TC’nin Fiyasko Operasyonları ve yenilgileri
Türk devleti, ilk “sınır ötesi” denemesini 1983’te dönemin darbe lideri Kenan Evren ile Bağdat arasında imzalanan “Sınır Güvenliği ve İşbirliği Anlaşması”nın ardından yaptı. 25 Mayıs 1983’te başlayan saldırıya 7 bin asker katıldı.
PKK’nin Bakûrê Kurdistan’da silahlı eylemleri başlatmasının ardından Ekim 1984’te yapılan ikinci operasyonda da sonuç alınamadı.
3’üncü operasyon, 12 Ağustos 1986’da yapıldı ve PKK’nin yanı sıra KDP kampları da hedef alındı. Aralarında sivillerin de olduğu çok sayıda Pêşmerge şehit düştü.
“Süpürge” adı verilerek 1991’de yapılan “sınır ötesi” operasyon, adıyla kaldı.
Aynı yılın Ekim ayında KDP ile Kurdistan Yurtseverler Birliği’nin (YNK) desteğiyle iki operasyon daha yapıldı. İşte bu operasyonlar sonrası Başûrê Kurdistan Türk devletinin istihbarat kampları kuruldu.

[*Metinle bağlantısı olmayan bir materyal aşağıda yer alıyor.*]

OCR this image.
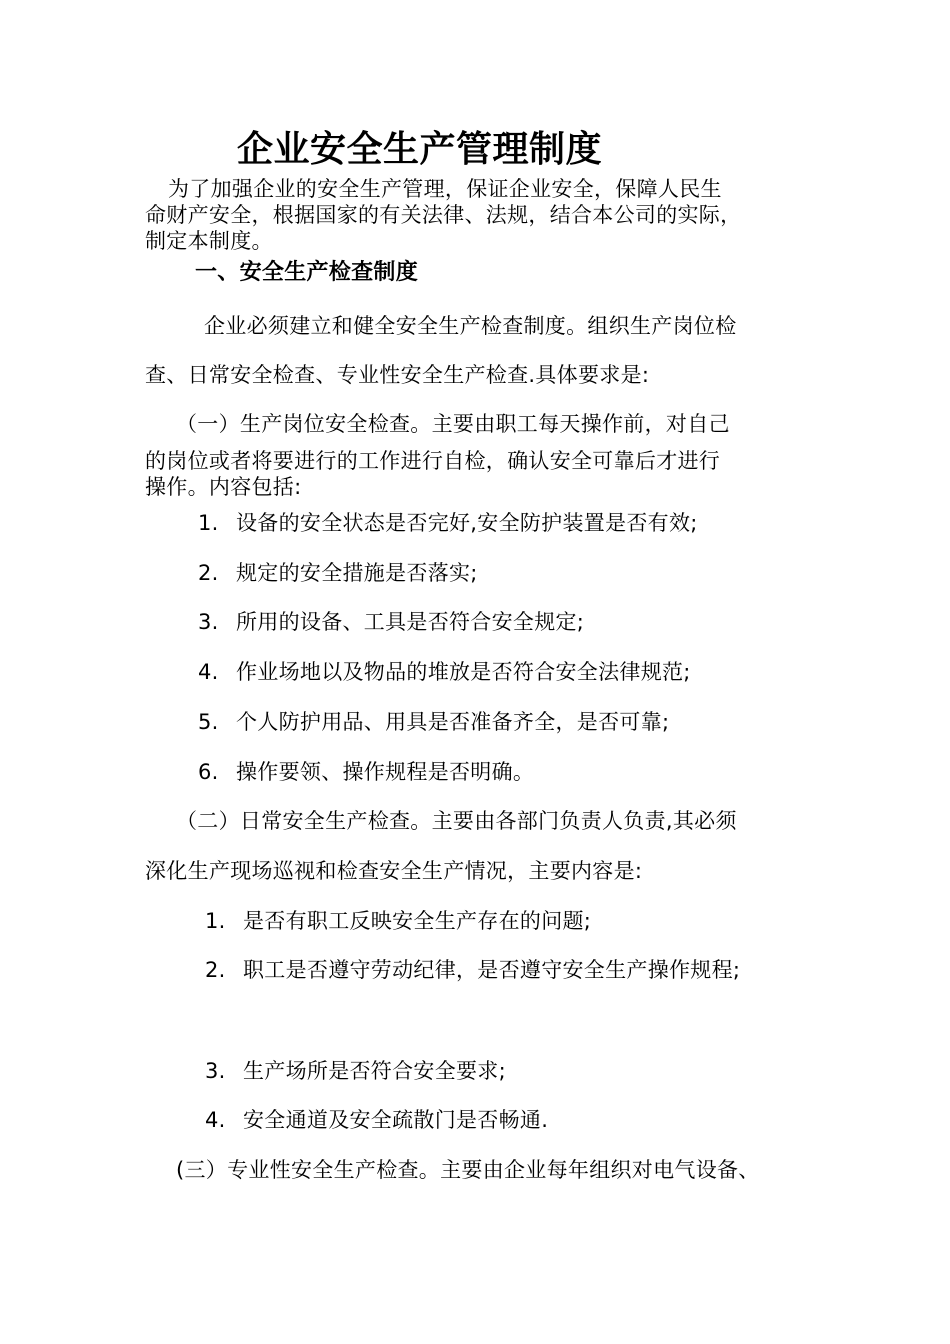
企业安全生产管理制度
为了加强企业的安全生产管理，保证企业安全，保障人民生
命财产安全，根据国家的有关法律、法规，结合本公司的实际，
制定本制度。
一、安全生产检查制度
企业必须建立和健全安全生产检查制度。组织生产岗位检
查、日常安全检查、专业性安全生产检查.具体要求是:
（一）生产岗位安全检查。主要由职工每天操作前，对自己
的岗位或者将要进行的工作进行自检，确认安全可靠后才进行
操作。内容包括:
1. 设备的安全状态是否完好,安全防护装置是否有效;
2. 规定的安全措施是否落实;
3. 所用的设备、工具是否符合安全规定;
4. 作业场地以及物品的堆放是否符合安全法律规范;
5. 个人防护用品、用具是否准备齐全，是否可靠;
6. 操作要领、操作规程是否明确。
（二）日常安全生产检查。主要由各部门负责人负责,其必须
深化生产现场巡视和检查安全生产情况，主要内容是:
1. 是否有职工反映安全生产存在的问题;
2. 职工是否遵守劳动纪律，是否遵守安全生产操作规程;
3. 生产场所是否符合安全要求;
4. 安全通道及安全疏散门是否畅通.
(三）专业性安全生产检查。主要由企业每年组织对电气设备、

Türk ordusunun gerilla karşısında ağır darbeler almasının ardından dönemin Türk Cumhurbaşkanı Turgut Özal, Halkalar Önderi Öcalan’a “Savaşın yoğunluğunu düşürün” mesajı gönderirken Türk ordusu başka hesaplar yapıyordu. Mayıs 1992’de “Sızma” isimli bir operasyonla 8’inci kez şansını denedi. 6 Mayıs’ta başlatılan operasyonda sonuç alınamadı.
Türk ordusu, 12 Ekim 1992’de 15 bin asker, karadan tank, top ve obüs; havadan da helikopter ve savaş uçaklarının desteğiyle yeni bir operasyon başlattı. Ancak gerilla karşısında sadece 20 gün durabildi.

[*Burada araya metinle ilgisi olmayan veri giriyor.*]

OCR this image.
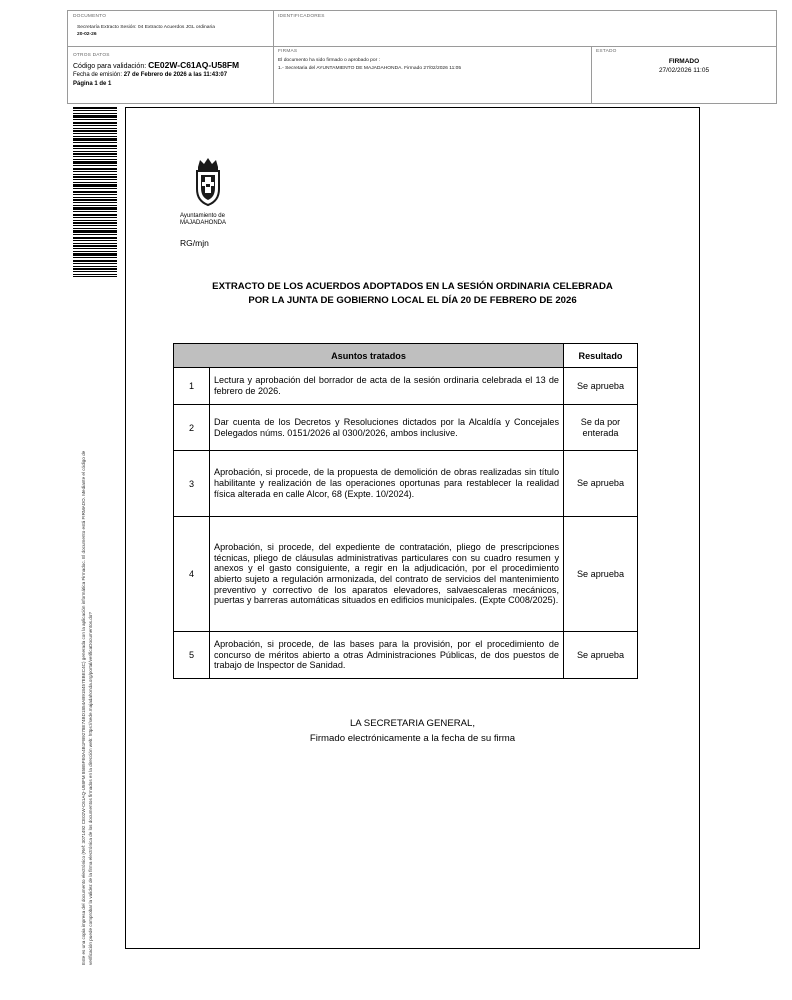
DOCUMENTO
Secretaría Extracto Sesión: 04 Extracto Acuerdos JGL ordinaria
20-02-26
IDENTIFICADORES
OTROS DATOS
Código para validación: CE02W-C61AQ-U58FM
Fecha de emisión: 27 de Febrero de 2026 a las 11:43:07
Página 1 de 1
FIRMAS
El documento ha sido firmado o aprobado por :
1.- Secretaria del AYUNTAMIENTO DE MAJADAHONDA. Firmado 27/02/2026 11:05
ESTADO
FIRMADO
27/02/2026 11:05
Este es una copia impresa del documento electrónico (Ref: 3071492 CE02W-C61AQ-U58FM 85B5FE0A4B1FB9278E74BD1854AB918457EBEC4C) generada con la aplicación informática Firmadoc. El documento está FIRMADO. Mediante el código de verificación puede comprobar la validez de la firma electrónica de los documentos firmados en la dirección web: https://sede.majadahonda.org/portal/verificaDocumentos.do?
Ayuntamiento de
MAJADAHONDA
RG/mjn
EXTRACTO DE LOS ACUERDOS ADOPTADOS EN LA SESIÓN ORDINARIA CELEBRADA
POR LA JUNTA DE GOBIERNO LOCAL EL DÍA 20 DE FEBRERO DE 2026
Asuntos tratados		Resultado
1	Lectura y aprobación del borrador de acta de la sesión ordinaria celebrada el 13 de febrero de 2026.	Se aprueba
2	Dar cuenta de los Decretos y Resoluciones dictados por la Alcaldía y Concejales Delegados núms. 0151/2026 al 0300/2026, ambos inclusive.	Se da por enterada
3	Aprobación, si procede, de la propuesta de demolición de obras realizadas sin título habilitante y realización de las operaciones oportunas para restablecer la realidad física alterada en calle Alcor, 68 (Expte. 10/2024).	Se aprueba
4	Aprobación, si procede, del expediente de contratación, pliego de prescripciones técnicas, pliego de cláusulas administrativas particulares con su cuadro resumen y anexos y el gasto consiguiente, a regir en la adjudicación, por el procedimiento abierto sujeto a regulación armonizada, del contrato de servicios del mantenimiento preventivo y correctivo de los aparatos elevadores, salvaescaleras mecánicos, puertas y barreras automáticas situados en edificios municipales. (Expte C008/2025).	Se aprueba
5	Aprobación, si procede, de las bases para la provisión, por el procedimiento de concurso de méritos abierto a otras Administraciones Públicas, de dos puestos de trabajo de Inspector de Sanidad.	Se aprueba
LA SECRETARIA GENERAL,
Firmado electrónicamente a la fecha de su firma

Akıbetleri, seleflerinden farklı olmayan iki operasyon daha yapıldı; 10 Haziran 1993 ve 28 Ocak 1994’te.
Türk ordusu, 6 Şubat 1994’te Mezrê ve Kariyêderî bölgelerini hedef aldı ama bu girişimi de hüsranla sonuçlandı.
Nisan 1994’te aynı bölgede aynı akıbete uğrayan bir operasyon daha yaptı.
Türk ordusu 1995’te büyük hazırlıkların ardından iddialı bir saldırıya girişti. Kıbrıs İşgal Harekatı‘ndan sonra yaptığı en büyük “sınır ötesi” operasyonunu “Çelik” adıyla 20 Mart 1995’te yaptı. 13 generalin komuta ettiği ve 35 bin askerin katıldığı operasyonun hedefinde Heftanîn vardı. KDP destekli bu operasyon da ancak 45 gün sürdürülebildi.
6 Mart’taki ilk operasyonun hedefi Sineht, Heftanîn ve Kelareş hattı oldu. “Atmaca Tokat” adı verilen operasyonda siviller hedef alındı. Aynı yılın Aralık ayının son günlerinde Türk ordusu, yine KDP’nin desteğiyle yine Başûrê Kurdistan’da operasyona başladı.
Türk ordusu, yıllar geçtikçe asker sayısını ve teknik donanımını arttırdı. 1997’nin ilk operasyonuna ise “Balyoz” adı verildi. 14 Mayıs 1997’de başlayan operasyona bu kez 50 bin asker katıldı. Türk ordusuna ait iki helikopterin düşürülmesi ve komuta kademesinin imha olmasından sonra operasyon fiili olarak sonlandırıldı.
“Balyoz”dan umduğunu bulamayan Türk devleti, Eylül ayında bu kez 100 tank ve 10 bin askerle yeni bir “sınır ötesi” başlattı. KDP destekli bu operasyonun adı “Çekiç”ti ve “Balyoz”un kaderini paylaştı. Ancak bu operasyondan sonra daha önce 1992’de Zaxo başta olmak üzere birçok istihbarat merkezleri kuran Türk devleti, bu merkezleri tank, top ve ağır silahlarla donatarak askeri karargahlara çevirdi. Özellikle Batûfa, Kanîmasî, Bamernê ve Şêladizê’ye çok sayıda asker konuşlandırıldı.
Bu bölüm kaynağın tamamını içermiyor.